113. Les possibilités de surveiller les utilisateurs et les atteintes
à la vie privée ont incité des groupes à tirer la sonnette d’alarme
au sujet des dangers qui menacent la faculté des journalistes de
préserver la confidentialité de leurs sources. FH a indiqué que
plus de 500 000 demandes visant à obtenir des données relatives
aux communications auprès des opérateurs de téléphonie, notamment
de téléphonie mobile, et des fournisseurs de services internet avaient
été déposées en 2007 au Royaume-Uni. Le contenu des courriers électroniques
et d’autres types de données ne peuvent être obtenus qu’avec une
autorisation du ministre de l’Intérieur.
114. FH a également estimé que la liberté d’expression au Royaume-Uni
était menacée par le développement du «tourisme judiciaire», dans
le cadre duquel des parties établies dans des pays tiers ont engagé
avec succès des actions en Grande-Bretagne pour bâillonner et intimider
des journalistes et d’autres producteurs de contenu.

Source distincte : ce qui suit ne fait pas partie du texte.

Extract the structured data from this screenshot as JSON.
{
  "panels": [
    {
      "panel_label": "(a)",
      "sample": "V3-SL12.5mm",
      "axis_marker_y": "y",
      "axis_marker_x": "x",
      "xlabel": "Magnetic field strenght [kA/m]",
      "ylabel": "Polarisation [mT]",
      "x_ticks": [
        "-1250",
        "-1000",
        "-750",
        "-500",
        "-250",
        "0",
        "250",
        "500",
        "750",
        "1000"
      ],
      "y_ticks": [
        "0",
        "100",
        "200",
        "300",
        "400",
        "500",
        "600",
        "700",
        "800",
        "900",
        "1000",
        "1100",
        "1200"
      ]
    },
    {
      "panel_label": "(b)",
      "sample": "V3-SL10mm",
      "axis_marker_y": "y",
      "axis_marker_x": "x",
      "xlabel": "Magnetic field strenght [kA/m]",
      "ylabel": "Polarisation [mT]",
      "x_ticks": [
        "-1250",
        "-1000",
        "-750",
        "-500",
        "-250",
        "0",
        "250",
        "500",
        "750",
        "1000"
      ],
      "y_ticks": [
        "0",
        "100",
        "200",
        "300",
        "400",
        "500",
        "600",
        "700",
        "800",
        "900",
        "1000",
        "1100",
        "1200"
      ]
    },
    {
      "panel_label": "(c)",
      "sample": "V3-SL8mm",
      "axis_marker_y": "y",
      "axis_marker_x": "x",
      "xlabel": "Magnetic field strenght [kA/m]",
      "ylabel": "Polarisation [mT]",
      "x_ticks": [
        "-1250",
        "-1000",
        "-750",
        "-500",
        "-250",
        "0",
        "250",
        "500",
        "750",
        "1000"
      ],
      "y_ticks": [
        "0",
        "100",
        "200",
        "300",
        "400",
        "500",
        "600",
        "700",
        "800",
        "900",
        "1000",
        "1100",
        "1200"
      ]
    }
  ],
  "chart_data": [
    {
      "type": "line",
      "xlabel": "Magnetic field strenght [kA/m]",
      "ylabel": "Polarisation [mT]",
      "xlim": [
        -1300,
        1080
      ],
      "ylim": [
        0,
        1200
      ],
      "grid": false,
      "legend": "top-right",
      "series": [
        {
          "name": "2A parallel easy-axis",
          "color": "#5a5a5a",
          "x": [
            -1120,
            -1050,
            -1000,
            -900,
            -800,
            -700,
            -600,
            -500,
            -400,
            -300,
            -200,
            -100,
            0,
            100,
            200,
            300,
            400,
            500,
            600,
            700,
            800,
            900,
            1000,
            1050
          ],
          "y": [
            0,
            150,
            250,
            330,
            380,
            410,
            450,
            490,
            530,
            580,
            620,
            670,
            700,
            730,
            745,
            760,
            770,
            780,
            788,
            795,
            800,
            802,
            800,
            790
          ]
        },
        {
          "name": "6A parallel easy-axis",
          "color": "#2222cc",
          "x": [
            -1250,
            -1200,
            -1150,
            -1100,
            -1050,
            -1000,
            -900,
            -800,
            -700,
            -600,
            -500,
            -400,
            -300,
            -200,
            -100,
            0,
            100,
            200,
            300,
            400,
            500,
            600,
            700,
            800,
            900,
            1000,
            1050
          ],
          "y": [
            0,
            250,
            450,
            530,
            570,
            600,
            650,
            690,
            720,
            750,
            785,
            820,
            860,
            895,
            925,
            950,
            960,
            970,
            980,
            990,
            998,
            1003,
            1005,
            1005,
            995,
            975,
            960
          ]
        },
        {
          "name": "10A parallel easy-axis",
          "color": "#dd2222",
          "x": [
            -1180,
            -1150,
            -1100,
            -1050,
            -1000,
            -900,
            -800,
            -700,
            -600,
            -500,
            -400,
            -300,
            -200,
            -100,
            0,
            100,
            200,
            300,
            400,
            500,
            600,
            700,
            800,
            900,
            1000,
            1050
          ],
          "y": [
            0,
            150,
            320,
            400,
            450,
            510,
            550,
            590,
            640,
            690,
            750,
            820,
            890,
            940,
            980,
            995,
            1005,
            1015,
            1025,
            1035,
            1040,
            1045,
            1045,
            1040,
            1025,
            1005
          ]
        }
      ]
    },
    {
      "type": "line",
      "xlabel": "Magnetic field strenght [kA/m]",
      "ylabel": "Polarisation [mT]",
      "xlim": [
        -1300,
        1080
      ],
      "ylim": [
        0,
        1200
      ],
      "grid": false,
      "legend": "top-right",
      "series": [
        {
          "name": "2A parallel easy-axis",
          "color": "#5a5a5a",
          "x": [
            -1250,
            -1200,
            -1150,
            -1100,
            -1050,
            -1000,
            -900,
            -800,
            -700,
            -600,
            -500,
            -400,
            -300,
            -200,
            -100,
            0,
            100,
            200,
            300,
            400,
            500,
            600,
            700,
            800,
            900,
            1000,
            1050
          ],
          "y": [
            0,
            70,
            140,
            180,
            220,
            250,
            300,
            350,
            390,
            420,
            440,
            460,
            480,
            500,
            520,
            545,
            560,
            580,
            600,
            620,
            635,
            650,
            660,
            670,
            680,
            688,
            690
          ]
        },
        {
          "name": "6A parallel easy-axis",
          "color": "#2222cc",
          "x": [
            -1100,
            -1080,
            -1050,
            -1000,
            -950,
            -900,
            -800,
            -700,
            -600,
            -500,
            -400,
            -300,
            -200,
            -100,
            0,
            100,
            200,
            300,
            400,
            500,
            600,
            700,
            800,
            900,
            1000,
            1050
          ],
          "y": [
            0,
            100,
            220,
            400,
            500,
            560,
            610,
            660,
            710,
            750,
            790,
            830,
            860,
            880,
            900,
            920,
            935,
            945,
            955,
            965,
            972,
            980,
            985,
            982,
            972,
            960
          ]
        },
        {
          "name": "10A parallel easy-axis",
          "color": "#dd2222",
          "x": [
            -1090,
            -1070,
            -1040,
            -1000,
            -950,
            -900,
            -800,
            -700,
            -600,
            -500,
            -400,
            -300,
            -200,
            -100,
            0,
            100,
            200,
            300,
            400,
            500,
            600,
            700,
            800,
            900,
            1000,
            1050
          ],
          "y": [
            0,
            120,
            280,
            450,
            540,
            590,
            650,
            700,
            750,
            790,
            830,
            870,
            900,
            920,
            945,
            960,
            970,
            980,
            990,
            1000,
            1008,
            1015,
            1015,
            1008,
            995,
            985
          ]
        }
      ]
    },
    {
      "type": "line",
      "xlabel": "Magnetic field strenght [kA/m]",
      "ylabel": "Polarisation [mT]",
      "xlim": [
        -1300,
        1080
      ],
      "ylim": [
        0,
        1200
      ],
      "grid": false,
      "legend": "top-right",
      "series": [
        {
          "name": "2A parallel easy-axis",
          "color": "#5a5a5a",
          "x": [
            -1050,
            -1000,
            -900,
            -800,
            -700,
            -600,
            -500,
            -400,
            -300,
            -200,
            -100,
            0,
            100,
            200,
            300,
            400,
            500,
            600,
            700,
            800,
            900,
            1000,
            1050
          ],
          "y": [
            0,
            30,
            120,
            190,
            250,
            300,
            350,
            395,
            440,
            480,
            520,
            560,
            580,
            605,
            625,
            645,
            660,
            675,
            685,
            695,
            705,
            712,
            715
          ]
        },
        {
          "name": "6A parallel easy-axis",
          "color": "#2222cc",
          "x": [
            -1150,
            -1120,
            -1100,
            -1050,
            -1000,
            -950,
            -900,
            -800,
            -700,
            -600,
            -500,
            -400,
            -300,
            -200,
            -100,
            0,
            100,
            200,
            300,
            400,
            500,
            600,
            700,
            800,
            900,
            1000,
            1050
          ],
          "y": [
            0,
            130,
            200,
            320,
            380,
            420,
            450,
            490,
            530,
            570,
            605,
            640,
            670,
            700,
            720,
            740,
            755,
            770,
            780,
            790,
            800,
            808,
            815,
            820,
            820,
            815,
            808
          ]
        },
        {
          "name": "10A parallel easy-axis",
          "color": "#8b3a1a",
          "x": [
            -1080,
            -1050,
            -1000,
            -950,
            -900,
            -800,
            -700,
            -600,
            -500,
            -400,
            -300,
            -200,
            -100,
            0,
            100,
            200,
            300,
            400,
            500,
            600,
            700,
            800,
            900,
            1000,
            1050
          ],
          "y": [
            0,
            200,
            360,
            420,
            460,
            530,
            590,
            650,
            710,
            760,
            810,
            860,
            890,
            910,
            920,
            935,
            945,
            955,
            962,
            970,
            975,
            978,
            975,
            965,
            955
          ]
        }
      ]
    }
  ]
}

Les lois britanniques
sur la diffamation sont considérées comme favorables aux plaignants
et toute personne peut intenter des poursuites devant un tribunal
britannique dès lors que l’objet du litige est accessible en Grande-Bretagne.
Pour FH, cela semble avoir eu un puissant effet d’inhibition sur
les journalistes d’investigation, entre autres, qui pourrait se
traduire par une autocensure généralisée.
3.4 Pressions politiques,
procédures de diffamation, favoritisme à l’égard de certains médias
et exclusion d’autres médias
115. Dans une démocratie, pour que des relations raisonnables
puissent s’instaurer entre les journalistes, les responsables politiques
et les pouvoirs publics, une ouverture politique est nécessaire.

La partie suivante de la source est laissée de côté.